It's 5:03 AM when the symphonic chaos of my alarm clock explodes from beside my bed.
My right hand quickly crashes down on the snooze button and all sanity is restored. Minutes later—as if planned for such moments—the steady chirp from my iPhone begins to celebrate the morning.
The date is March 26, 2014 and it's time to wake up.
The Boston Celtics were in Golden State last night, is the first full sentence that goes through my mind. The Milwaukee Bucks were in Portland, too. Can't believe I fell asleep before each game was over.
It's now 5:12 and before I even get out of bed I am thumbing through the Eastern Conference standings.
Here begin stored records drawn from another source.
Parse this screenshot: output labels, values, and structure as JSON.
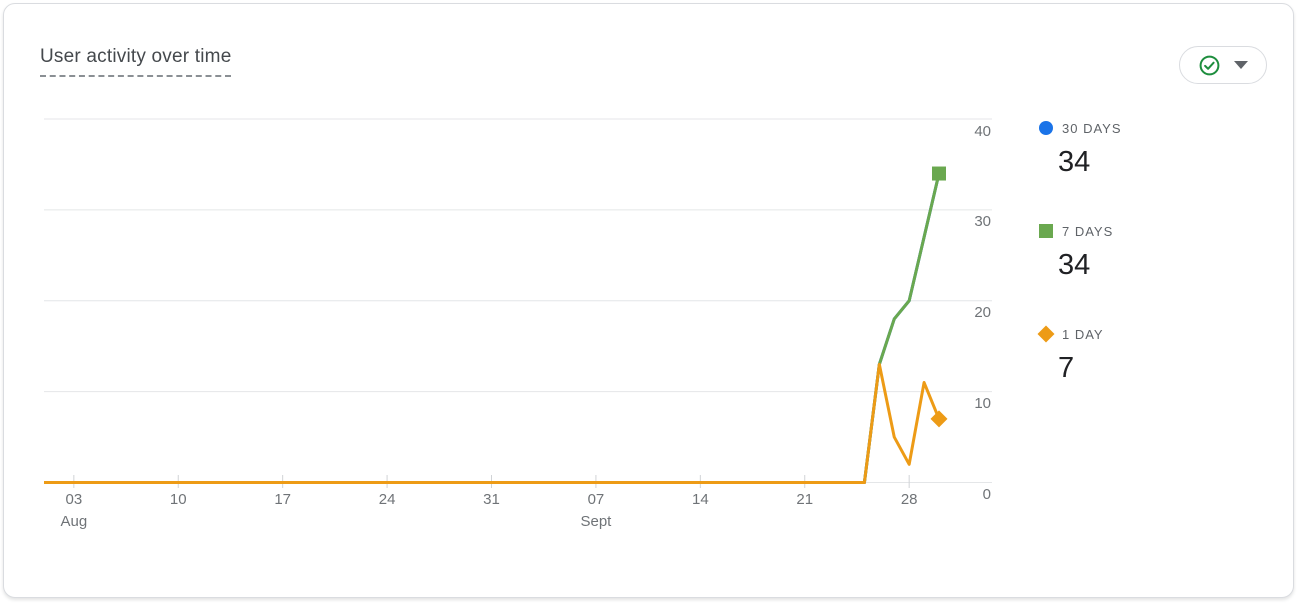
{
  "card": {
    "title": "User activity over time",
    "toolbar": {
      "status_icon": "check-circle-icon",
      "status_color": "#1e8e3e",
      "dropdown_icon": "chevron-down-icon"
    }
  },
  "legend": [
    {
      "label": "30 DAYS",
      "value": "34",
      "color": "#1a73e8",
      "marker": "circle"
    },
    {
      "label": "7 DAYS",
      "value": "34",
      "color": "#6aa84f",
      "marker": "square"
    },
    {
      "label": "1 DAY",
      "value": "7",
      "color": "#ed9b16",
      "marker": "diamond"
    }
  ],
  "chart_data": {
    "type": "line",
    "title": "User activity over time",
    "x_axis": {
      "unit": "day",
      "start_date": "Aug 1",
      "end_date": "Sep 30",
      "day_span": 60,
      "ticks": [
        {
          "day": 2,
          "label": "03",
          "month": "Aug"
        },
        {
          "day": 9,
          "label": "10"
        },
        {
          "day": 16,
          "label": "17"
        },
        {
          "day": 23,
          "label": "24"
        },
        {
          "day": 30,
          "label": "31"
        },
        {
          "day": 37,
          "label": "07",
          "month": "Sept"
        },
        {
          "day": 44,
          "label": "14"
        },
        {
          "day": 51,
          "label": "21"
        },
        {
          "day": 58,
          "label": "28"
        }
      ]
    },
    "y_axis": {
      "range": [
        0,
        40
      ],
      "ticks": [
        0,
        10,
        20,
        30,
        40
      ]
    },
    "grid": "horizontal",
    "legend_position": "right",
    "tail_dates": [
      "Sep 25",
      "Sep 26",
      "Sep 27",
      "Sep 28",
      "Sep 29",
      "Sep 30"
    ],
    "series": [
      {
        "name": "30 DAYS",
        "color": "#1a73e8",
        "marker": "circle",
        "note": "hidden - overlaps 7 DAYS line exactly",
        "points": [
          [
            0,
            0
          ],
          [
            55,
            0
          ],
          [
            56,
            13
          ],
          [
            57,
            18
          ],
          [
            58,
            20
          ],
          [
            59,
            27
          ],
          [
            60,
            34
          ]
        ]
      },
      {
        "name": "7 DAYS",
        "color": "#6aa84f",
        "marker": "square",
        "points": [
          [
            0,
            0
          ],
          [
            55,
            0
          ],
          [
            56,
            13
          ],
          [
            57,
            18
          ],
          [
            58,
            20
          ],
          [
            59,
            27
          ],
          [
            60,
            34
          ]
        ]
      },
      {
        "name": "1 DAY",
        "color": "#ed9b16",
        "marker": "diamond",
        "points": [
          [
            0,
            0
          ],
          [
            55,
            0
          ],
          [
            56,
            13
          ],
          [
            57,
            5
          ],
          [
            58,
            2
          ],
          [
            59,
            11
          ],
          [
            60,
            7
          ]
        ]
      }
    ]
  }
}
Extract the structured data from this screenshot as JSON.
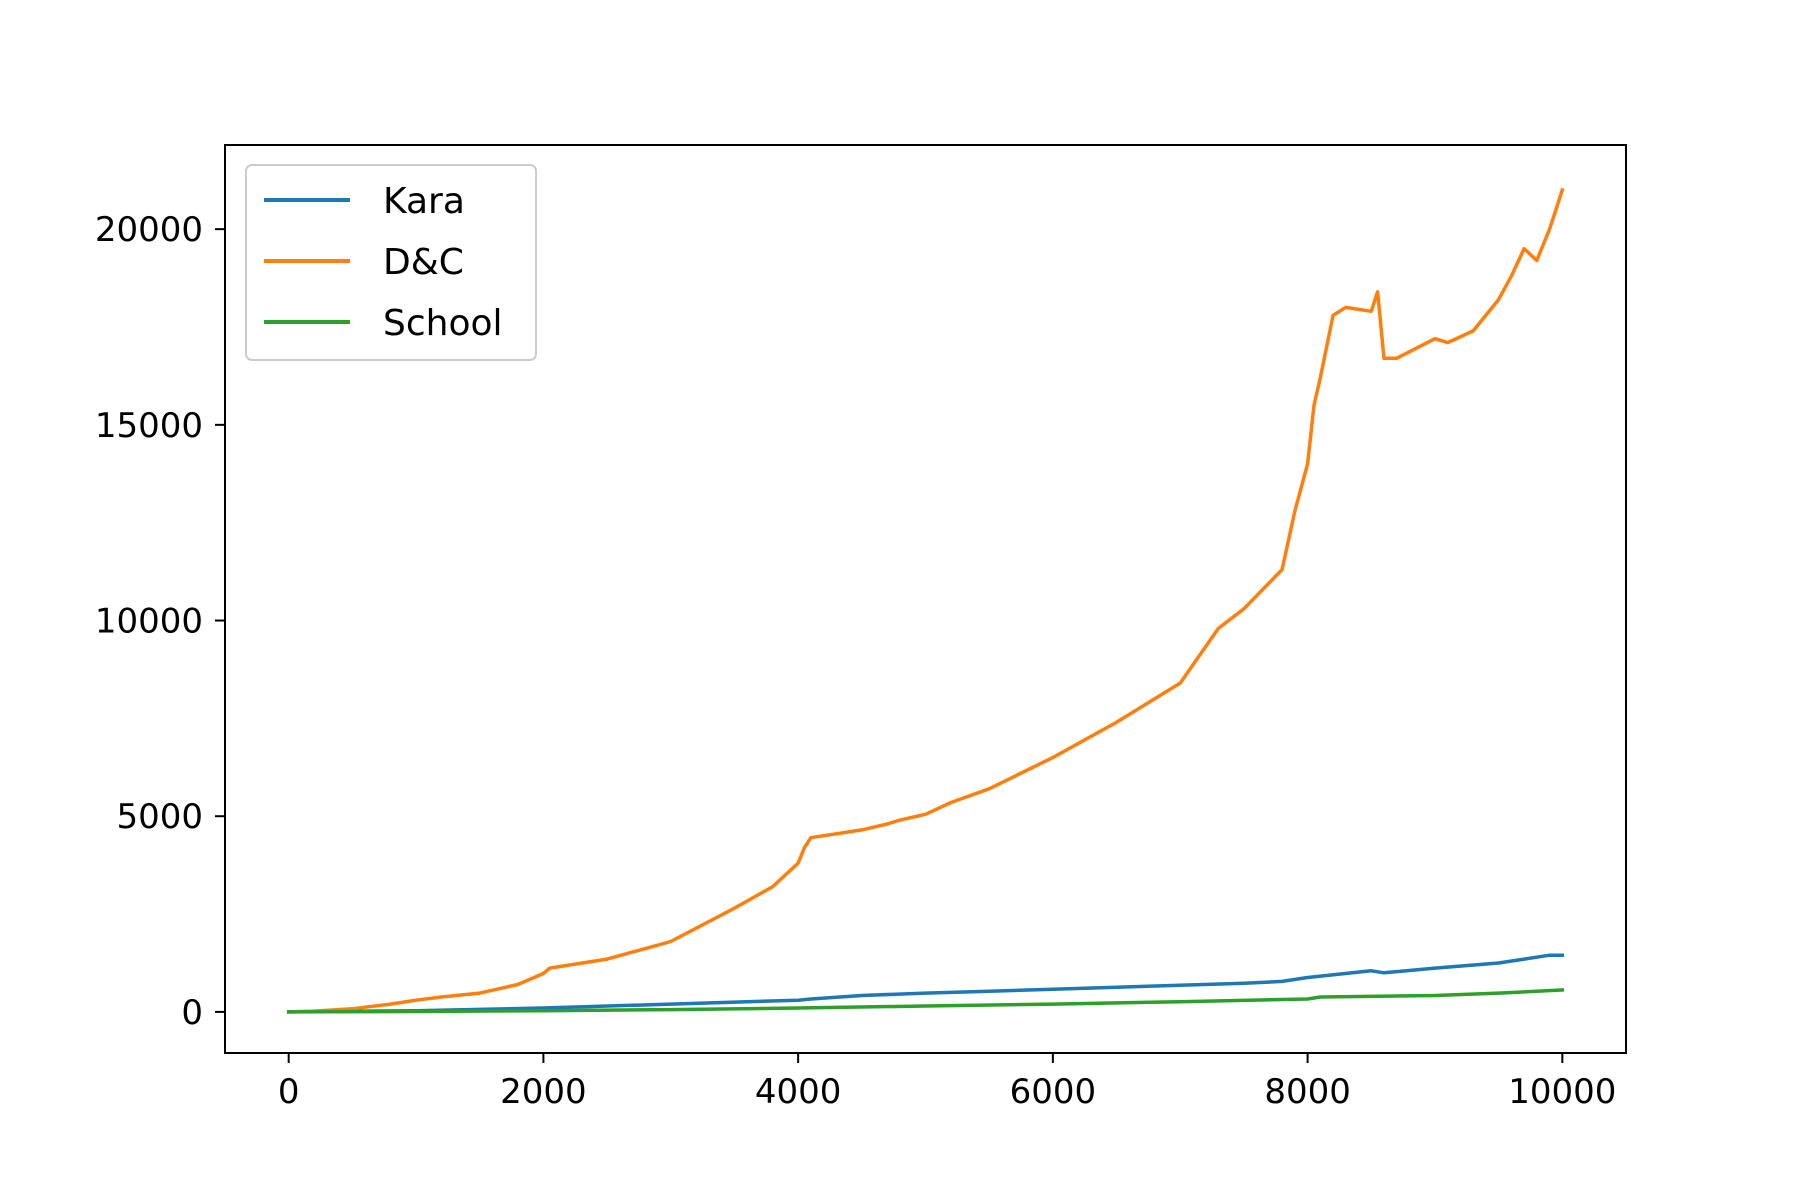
{
  "chart_data": {
    "type": "line",
    "title": "",
    "xlabel": "",
    "ylabel": "",
    "xlim": [
      -500,
      10500
    ],
    "ylim": [
      -1050,
      22150
    ],
    "xticks": [
      0,
      2000,
      4000,
      6000,
      8000,
      10000
    ],
    "yticks": [
      0,
      5000,
      10000,
      15000,
      20000
    ],
    "grid": false,
    "legend_position": "top-left",
    "series": [
      {
        "name": "Kara",
        "color": "#1f77b4",
        "x": [
          0,
          1000,
          2000,
          3000,
          4000,
          4100,
          4500,
          5000,
          5500,
          6000,
          6500,
          7000,
          7500,
          7800,
          8000,
          8500,
          8600,
          9000,
          9500,
          9700,
          9900,
          10000
        ],
        "y": [
          0,
          30,
          100,
          200,
          300,
          330,
          420,
          480,
          530,
          580,
          630,
          680,
          730,
          780,
          880,
          1050,
          1000,
          1120,
          1250,
          1350,
          1450,
          1450
        ]
      },
      {
        "name": "D&C",
        "color": "#ff7f0e",
        "x": [
          0,
          200,
          500,
          800,
          1000,
          1200,
          1500,
          1800,
          2000,
          2050,
          2500,
          3000,
          3500,
          3800,
          4000,
          4050,
          4100,
          4500,
          4700,
          4800,
          5000,
          5200,
          5500,
          6000,
          6500,
          7000,
          7300,
          7500,
          7800,
          7900,
          8000,
          8050,
          8100,
          8200,
          8300,
          8500,
          8550,
          8600,
          8700,
          9000,
          9100,
          9300,
          9500,
          9600,
          9700,
          9800,
          9900,
          9950,
          10000
        ],
        "y": [
          0,
          20,
          80,
          200,
          300,
          380,
          480,
          700,
          980,
          1120,
          1350,
          1800,
          2650,
          3200,
          3800,
          4200,
          4450,
          4650,
          4800,
          4900,
          5050,
          5350,
          5700,
          6500,
          7400,
          8400,
          9800,
          10300,
          11300,
          12800,
          14000,
          15500,
          16200,
          17800,
          18000,
          17900,
          18400,
          16700,
          16700,
          17200,
          17100,
          17400,
          18200,
          18800,
          19500,
          19200,
          20000,
          20500,
          21000
        ]
      },
      {
        "name": "School",
        "color": "#2ca02c",
        "x": [
          0,
          1000,
          2000,
          3000,
          4000,
          5000,
          6000,
          7000,
          8000,
          8100,
          9000,
          9500,
          10000
        ],
        "y": [
          0,
          10,
          30,
          60,
          100,
          150,
          200,
          260,
          330,
          380,
          420,
          480,
          560
        ]
      }
    ]
  }
}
Looks like the Trail Blazers held on. So did the Warriors.
That means the Dion Waiters buzzer-beating-three on Sunday is enough to now take sole possession of seventh pla—
Then—almost as suddenly as the Cavaliers had arrived in the postseason discussion—I woke up.
It was March 26, 2013 and the narrative is still incomplete.
The injured list is long, littered with the three best players the Cavaliers employ. The excuses are sounding repetitive and the losing has become monotonous.
I would spend the remainder of my day, however, continuing to dream of playoff basketball in Cleveland as I trudged through the final moments of Kyrie Irving's second season.
After adding what appears to be at least one top draft pick—and maybe even two—the Cavaliers will enter the 2013-14 campaign with at least five players from the top-20 selected by the current regime.
Maybe even six.
That has to be progress, right?
Five players selected by Chris Grant to play for Byron Scott specifically?
Five reasons why the excuses for losing should end at the very moment they become completely unnecessary. That was what I decided, at least. That's what got me through the rest of my day.
Assuming the Cavaliers bring Wayne Ellington and Mo Speights back, they would combine with Irving, Waiters, Tristan Thompson, Tyler Zeller, Anderson Varejao and whoever the Cavaliers draft this summer to form an eight[ish]-man rotation that should be in the very least competitive.
If Irving stays healthy for 90 percent of the schedule, the Cavaliers should have a legitimate chance at a .500 record and the No. 8 seed with that group while truly demonstrating a "winning culture" for the first time since 2010.
They will then be in a position to attract a front-line free agent next summer, and give us a reason to dream all over again from there.
Progress, you guys, it really is coming. Even if we can't actually see it right now.